Em primeiro lugar, parece claro que o futuro já não ilumina o presente. Não se dá ainda o caso de assumirmos uma cosmologia geral de uma Idade de Ouro pretérita, mas em pouco tempo, e não apenas devido às atuais pandemia sanitária e crise ambiental (que por si sós têm força bíblica), dividimos por muitos a crença, ingénua diga-se, do progresso imparável, de um futuro que viria, como nalgumas religiões maiores, conjurar todos os males da humanidade.

Isso oferecia um capital de esperança incomensurável, sustentado em duas ou três novidades tecnológicas, embebidas, por sua vez, em retórica comercial e política. Para lhe resistir era preciso ou uma heterodoxia lúcida, pagando-se o preço do isolamento social, ou pertencer a uma comunidade de neo-selvagens, alimentada pela pose do guru e psicotrópicos biológicos.  
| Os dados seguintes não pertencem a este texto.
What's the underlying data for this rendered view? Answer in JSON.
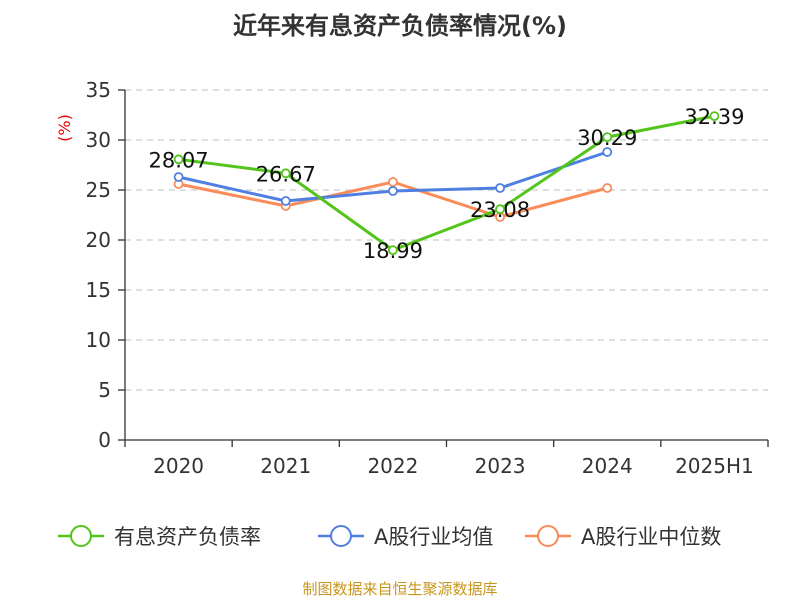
{
  "chart_data": {
    "type": "line",
    "title": "近年来有息资产负债率情况(%)",
    "ylabel": "(%)",
    "categories": [
      "2020",
      "2021",
      "2022",
      "2023",
      "2024",
      "2025H1"
    ],
    "ylim": [
      0,
      35
    ],
    "yticks": [
      0,
      5,
      10,
      15,
      20,
      25,
      30,
      35
    ],
    "grid": true,
    "legend_position": "bottom",
    "series": [
      {
        "name": "有息资产负债率",
        "color": "#52c41a",
        "values": [
          28.07,
          26.67,
          18.99,
          23.08,
          30.29,
          32.39
        ],
        "labels": [
          "28.07",
          "26.67",
          "18.99",
          "23.08",
          "30.29",
          "32.39"
        ]
      },
      {
        "name": "A股行业均值",
        "color": "#4f7fe0",
        "values": [
          26.3,
          23.9,
          24.9,
          25.2,
          28.8,
          null
        ]
      },
      {
        "name": "A股行业中位数",
        "color": "#fa8c5a",
        "values": [
          25.6,
          23.4,
          25.8,
          22.3,
          25.2,
          null
        ]
      }
    ]
  },
  "source": "制图数据来自恒生聚源数据库"
}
Hoje, a ortodoxia entrou em depressão, só se realçam as disforias, que acumuladas fazem já do futuro uma consistente distopia, esse não-lugar cheio de mal. O inferno parece estar à nossa frente. E aqui penso em duas alternativas (eu, que sou de um signo astrológico estranho): ou, como dizia Karl Valentim (comediante berlinense), aceitamos que “Dantes o futuro era melhor”, e caímos numa boa ou má resignação; ou, como escreveu Philip Roth, “preparamo-nos para futuro nenhum” (Os Factos – Autobiografia de um Romancista), como quem decide vestir-se a preceito para ser fuzilado em segredo.
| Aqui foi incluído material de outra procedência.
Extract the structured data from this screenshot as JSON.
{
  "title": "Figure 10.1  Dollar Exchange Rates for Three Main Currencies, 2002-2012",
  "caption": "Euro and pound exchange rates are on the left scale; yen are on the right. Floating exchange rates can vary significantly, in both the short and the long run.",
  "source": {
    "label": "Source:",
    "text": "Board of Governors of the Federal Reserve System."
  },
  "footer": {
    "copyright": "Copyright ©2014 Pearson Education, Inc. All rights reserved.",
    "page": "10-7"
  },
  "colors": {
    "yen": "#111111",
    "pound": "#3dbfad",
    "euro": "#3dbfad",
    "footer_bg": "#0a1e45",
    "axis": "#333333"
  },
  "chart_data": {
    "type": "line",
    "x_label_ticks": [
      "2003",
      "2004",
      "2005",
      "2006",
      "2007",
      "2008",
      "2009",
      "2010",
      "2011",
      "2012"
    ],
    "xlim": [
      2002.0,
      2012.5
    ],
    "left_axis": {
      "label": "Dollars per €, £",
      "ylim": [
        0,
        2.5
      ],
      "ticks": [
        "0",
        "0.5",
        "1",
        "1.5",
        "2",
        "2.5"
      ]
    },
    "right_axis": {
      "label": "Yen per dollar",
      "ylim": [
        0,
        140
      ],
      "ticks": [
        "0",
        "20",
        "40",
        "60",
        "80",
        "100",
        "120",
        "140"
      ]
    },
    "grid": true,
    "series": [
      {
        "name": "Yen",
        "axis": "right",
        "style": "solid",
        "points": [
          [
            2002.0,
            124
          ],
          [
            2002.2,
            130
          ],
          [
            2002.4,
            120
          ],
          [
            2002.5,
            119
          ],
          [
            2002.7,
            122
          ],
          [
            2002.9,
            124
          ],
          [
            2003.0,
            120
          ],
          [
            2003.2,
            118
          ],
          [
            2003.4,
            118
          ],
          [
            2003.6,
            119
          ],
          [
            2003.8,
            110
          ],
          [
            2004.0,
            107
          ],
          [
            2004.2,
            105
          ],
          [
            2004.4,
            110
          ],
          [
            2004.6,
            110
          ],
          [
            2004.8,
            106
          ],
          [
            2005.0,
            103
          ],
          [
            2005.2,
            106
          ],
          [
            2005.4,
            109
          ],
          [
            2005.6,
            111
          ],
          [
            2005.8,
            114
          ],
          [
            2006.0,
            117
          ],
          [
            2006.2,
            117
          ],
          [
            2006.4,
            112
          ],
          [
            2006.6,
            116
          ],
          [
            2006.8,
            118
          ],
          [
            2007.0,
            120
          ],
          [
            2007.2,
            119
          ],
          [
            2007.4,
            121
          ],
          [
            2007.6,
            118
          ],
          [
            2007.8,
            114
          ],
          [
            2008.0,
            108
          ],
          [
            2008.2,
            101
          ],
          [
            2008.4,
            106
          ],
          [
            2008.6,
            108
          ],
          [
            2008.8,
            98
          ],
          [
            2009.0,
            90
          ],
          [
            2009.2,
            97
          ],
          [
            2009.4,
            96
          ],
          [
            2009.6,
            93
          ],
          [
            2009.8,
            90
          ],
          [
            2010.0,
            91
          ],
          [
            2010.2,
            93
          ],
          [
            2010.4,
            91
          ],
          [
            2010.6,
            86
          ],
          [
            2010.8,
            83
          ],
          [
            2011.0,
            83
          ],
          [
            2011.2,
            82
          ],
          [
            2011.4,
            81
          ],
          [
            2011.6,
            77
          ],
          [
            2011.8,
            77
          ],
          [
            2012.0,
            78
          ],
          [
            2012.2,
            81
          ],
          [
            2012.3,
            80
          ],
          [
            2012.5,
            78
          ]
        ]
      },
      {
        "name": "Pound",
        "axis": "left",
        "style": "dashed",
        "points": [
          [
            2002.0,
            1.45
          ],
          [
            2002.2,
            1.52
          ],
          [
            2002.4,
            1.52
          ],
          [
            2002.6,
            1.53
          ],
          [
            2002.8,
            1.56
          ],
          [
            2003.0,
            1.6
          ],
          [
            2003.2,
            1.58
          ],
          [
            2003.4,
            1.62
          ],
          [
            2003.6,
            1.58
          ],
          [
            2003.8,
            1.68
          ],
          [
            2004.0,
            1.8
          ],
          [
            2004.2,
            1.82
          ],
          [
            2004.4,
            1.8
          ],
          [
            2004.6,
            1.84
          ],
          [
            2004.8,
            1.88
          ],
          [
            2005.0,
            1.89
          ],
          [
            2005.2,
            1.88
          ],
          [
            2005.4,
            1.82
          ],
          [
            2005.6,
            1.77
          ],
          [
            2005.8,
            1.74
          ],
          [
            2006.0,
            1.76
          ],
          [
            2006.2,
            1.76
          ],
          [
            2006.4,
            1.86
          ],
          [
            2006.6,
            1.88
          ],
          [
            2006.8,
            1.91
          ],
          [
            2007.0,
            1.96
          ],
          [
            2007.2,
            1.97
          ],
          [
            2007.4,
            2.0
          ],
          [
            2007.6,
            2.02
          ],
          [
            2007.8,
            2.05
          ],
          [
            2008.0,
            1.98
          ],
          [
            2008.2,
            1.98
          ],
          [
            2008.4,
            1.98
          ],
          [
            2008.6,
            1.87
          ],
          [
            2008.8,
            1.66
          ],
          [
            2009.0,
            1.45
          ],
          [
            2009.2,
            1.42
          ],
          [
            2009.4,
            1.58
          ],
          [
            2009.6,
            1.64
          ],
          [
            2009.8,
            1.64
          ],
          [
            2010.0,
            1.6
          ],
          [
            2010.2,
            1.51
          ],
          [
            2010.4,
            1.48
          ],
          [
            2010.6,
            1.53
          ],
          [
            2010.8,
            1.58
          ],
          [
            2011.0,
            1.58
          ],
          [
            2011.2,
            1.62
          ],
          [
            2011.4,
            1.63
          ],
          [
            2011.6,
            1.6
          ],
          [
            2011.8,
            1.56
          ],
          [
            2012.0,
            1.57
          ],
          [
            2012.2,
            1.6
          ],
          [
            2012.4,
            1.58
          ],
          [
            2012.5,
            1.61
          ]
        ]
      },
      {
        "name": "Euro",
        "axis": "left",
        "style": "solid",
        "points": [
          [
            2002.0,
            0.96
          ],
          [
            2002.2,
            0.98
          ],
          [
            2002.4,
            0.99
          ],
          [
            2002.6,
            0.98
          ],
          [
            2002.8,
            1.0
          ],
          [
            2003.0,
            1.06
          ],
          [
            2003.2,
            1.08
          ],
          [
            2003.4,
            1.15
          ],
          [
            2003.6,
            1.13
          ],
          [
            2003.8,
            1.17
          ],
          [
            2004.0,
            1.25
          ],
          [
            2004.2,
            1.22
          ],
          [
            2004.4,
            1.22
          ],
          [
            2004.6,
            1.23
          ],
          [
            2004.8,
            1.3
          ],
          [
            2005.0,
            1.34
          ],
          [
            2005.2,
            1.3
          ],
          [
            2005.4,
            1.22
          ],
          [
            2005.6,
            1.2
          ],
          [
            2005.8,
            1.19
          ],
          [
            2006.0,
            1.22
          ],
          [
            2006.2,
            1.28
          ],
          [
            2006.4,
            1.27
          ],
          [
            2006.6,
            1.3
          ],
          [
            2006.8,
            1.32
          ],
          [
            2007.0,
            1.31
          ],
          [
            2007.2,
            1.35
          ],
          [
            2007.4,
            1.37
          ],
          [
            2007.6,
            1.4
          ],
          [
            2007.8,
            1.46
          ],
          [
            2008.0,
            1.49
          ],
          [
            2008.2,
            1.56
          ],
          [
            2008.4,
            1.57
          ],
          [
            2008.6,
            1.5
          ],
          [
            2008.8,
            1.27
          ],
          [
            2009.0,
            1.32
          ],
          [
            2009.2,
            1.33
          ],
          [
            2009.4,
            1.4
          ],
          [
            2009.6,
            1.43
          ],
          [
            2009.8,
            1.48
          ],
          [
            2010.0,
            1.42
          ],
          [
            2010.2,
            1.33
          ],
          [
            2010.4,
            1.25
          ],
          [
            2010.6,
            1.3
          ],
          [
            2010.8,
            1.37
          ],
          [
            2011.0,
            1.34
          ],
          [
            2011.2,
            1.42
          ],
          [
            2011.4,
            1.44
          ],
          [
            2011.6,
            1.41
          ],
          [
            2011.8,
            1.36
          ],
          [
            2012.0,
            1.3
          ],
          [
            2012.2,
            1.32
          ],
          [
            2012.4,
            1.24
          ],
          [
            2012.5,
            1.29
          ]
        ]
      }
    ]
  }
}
Empobreceu-se a economia (sentido lato) da redenção, sem futuro e sem deuses (que, aliás, viviam nesse tempo), nem uma extrema coragem da simplicidade nos poderá afastar do abismo, que numa escala planetária será sempre auto-induzido. Pois é, o futuro é apenas o nosso futuro, podemos assim esperar, fora do egoísmo da espécie, que tudo isto não passa de uma pequena nota falsa na partitura infinita do universo. Recordo que, entre outros, Lars von Trier soube, em Melancholia, sentir isso mesmo antes de nós.